Here is an idea of how to go above and beyond with caring. And just for fun, all of this example will involve baked goods. Why? Um, because baked goods are fun and yummy, that’s why:

  • Celebrate an author’s book launch. Not just with a “like” or an emoji, but with a cake. That’s right, you can go down to the food store with a photo of the author’s book and ask them to print it on a cake. Or, you can bake your own cake and try to decorate it like the book cover. Then, share it on social media, tagging the author.
  • You can take that further by inviting 5 friends over, and taking a photo of each of you holding a copy of the book, and eating a slice of the cake.
  • Do you know what would be special for an author? Not just doing this at book launch, but doing it for a book that is a year old. Celebrate the anniversary of a book release with a cake. I mean, what author wouldn’t love that? I mean, would it be so hard to buy some party hats, create a big “HAPPY BOOKIVERSARY BANNER” and share that on social media for a week?
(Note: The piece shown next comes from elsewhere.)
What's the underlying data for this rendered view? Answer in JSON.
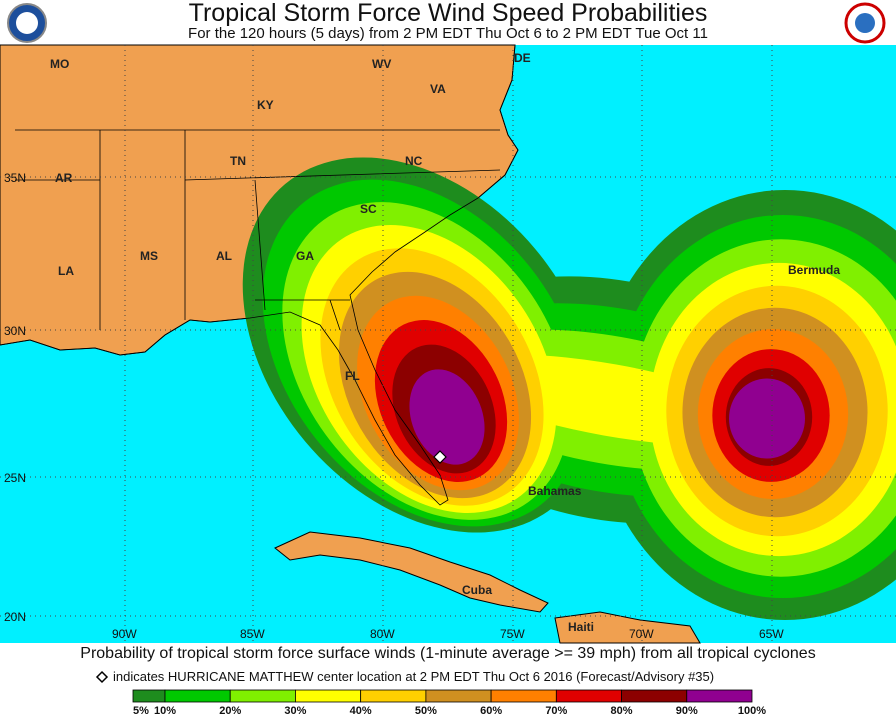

What else can you do to care? Buy 10 copies of the book and give them out to friends. Again, take photos to share with the author. Or do a video essay where you talk about why this book matters to you. There are thousands upon thousands of ideas that show you can care about a book, and help spread the message, all in ways that are unique, fun, and meaningful.

The point is this: if you are simply clicking “like” on someones post and then commenting “Congrats,” that doesn’t count for as much engagement than if you do something more unique. Don’t get me wrong, a like and a comment are good! But if you really want to help someone out, go further. Consider their goals and what may brighten their day. You have more power than you think to give authors what they want most: word of mouth marketing. They key factor in all of this? Caring. Caring to make a difference in the life of that author.

Let’s look at a couple practical examples from authors I have worked with that did exactly that:

  • When I worked with novelist Miranda Beverly-Whittemore, we decided that instead of just doing a giveaway for her book, we should focus on generosity to other writers publishing books at the same time she was. The result was a 30-day giveway featuring 20+ other authors including Roxane Gay, Celeste Ng, Megan Abbott, Julia Fierro and many others. Not only did it spread the word about Miranda’s book and theirs, it helped develop an amazing literary network for Miranda. You can read more about my work with Miranda here. (plus: she has a new book out: Fierce Little Thing: A Novel)
  • When I worked with author and linguist Amanda Montell, she wanted to better engage with her ideal audience on Instagram. The result was an educational series of videos that she then turned into interviews that celebrated other authors and inspiring thinkers. Not only was she able to better engage with her readers, but her audience grew substantially. You can read more about my work with Amanda here. (plus: she has a new book out: Cultish: The Language of Fanaticism)

No, not all marketing campaigns need to be as complex as these or as time intensive. But the spirit of them is what can help guide you to ensure how you share and engage is meaningful to other people.